Exploring the notion that the United States is committed to maintaining geo-political dominance in the region is a familiar exercise, not without tradition. But the mere expression of that idea is no longer an efficacious strategy. A permanent change has to take place in order to re-establish the underlying strength in the region of the 1970s.
The success of this must be geared not just to complement the British or counter the Chinese with flashback techniques, psychological operations to win over old positions and stop the slippery slope of erosion of the three Ds: diplomacy, defence, and development.
The impetus must advance from the hypothetical to become reality, with high level socio-economic proposals, reflecting unquestioning commitment to the region’s people and the American people.
The reality must operate to lift people out of poverty to a decent life, away from the fear of violence, the economic deprivation of money laundering, drug and human trafficking, coupled with the arrogance of Marxist idealists and religious zealots that threatens the region.

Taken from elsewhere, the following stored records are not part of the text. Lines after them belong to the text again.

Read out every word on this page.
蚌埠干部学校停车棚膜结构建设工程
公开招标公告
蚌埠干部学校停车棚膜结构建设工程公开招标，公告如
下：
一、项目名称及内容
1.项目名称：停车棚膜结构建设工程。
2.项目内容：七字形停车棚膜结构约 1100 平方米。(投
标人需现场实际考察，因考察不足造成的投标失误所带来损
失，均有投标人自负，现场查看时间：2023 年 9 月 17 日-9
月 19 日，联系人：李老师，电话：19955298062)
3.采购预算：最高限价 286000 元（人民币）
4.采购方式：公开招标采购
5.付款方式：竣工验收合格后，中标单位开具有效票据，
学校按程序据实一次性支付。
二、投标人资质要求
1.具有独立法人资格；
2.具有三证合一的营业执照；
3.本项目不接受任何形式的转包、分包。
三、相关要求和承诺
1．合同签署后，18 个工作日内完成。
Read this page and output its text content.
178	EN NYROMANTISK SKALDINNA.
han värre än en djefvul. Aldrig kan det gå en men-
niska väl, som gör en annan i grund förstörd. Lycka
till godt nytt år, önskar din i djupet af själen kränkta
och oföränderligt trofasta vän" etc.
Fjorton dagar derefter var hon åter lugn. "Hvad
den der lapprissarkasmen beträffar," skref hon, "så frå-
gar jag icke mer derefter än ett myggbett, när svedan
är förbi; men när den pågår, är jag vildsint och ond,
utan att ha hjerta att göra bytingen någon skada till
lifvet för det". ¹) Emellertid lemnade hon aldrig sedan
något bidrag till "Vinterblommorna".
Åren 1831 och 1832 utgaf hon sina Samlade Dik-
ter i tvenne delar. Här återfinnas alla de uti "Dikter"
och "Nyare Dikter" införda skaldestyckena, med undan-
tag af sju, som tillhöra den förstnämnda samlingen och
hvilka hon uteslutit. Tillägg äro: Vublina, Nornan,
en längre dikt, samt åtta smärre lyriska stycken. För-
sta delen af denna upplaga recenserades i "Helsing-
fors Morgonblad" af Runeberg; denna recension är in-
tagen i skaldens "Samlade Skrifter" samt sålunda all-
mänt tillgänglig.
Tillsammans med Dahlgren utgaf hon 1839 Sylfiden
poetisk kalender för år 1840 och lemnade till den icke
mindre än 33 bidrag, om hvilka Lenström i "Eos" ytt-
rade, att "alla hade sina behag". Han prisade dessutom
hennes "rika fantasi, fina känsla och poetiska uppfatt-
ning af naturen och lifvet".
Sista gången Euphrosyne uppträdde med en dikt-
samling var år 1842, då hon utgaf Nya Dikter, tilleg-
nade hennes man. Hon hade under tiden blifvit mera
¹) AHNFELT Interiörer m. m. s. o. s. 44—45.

Therefore, it goes without saying that, in this new age, the US must with a greater degree of urgency step up to the plate in a tangible manner with hands-on implementation of initiatives already proposed and others in development stages – consistent with present day reality. In addition, policy cooperation with reliable partners is important to establish special relationships and trust to recalibrate initiatives for the next generation.
In a reversal of attitudes, renewal has been forthcoming in a meaningful way from the UK and China. A solid US strategic action plan and policy initiative will have to sow seeds that germinate in Caribbean soil in the defence of its own security. And so, both executive and legislative branches of the US government ought to review the country’s policy goals and objectives and convert that to real achievements in the interest of improving bilateral relations.
Mindful of a reversal of fortunes, regional governments will have to redouble political and economic leadership and reboot a mixed international image of diplomacy and disjointed policy/strategy that has not been rooted in the aspirations of the people and the region as sovereign states, economic, socially and environmentally, in order to usher in future economic success.
The region can defy the odds for real change if there’s strong and effective collaboration on political and economic integration in order to enhance the region’s strategic importance, in a manner that is principled and economically sound.
US foreign policy in the Caribbean region needs to come alive, take action and reshape accepted wisdom as a world power should.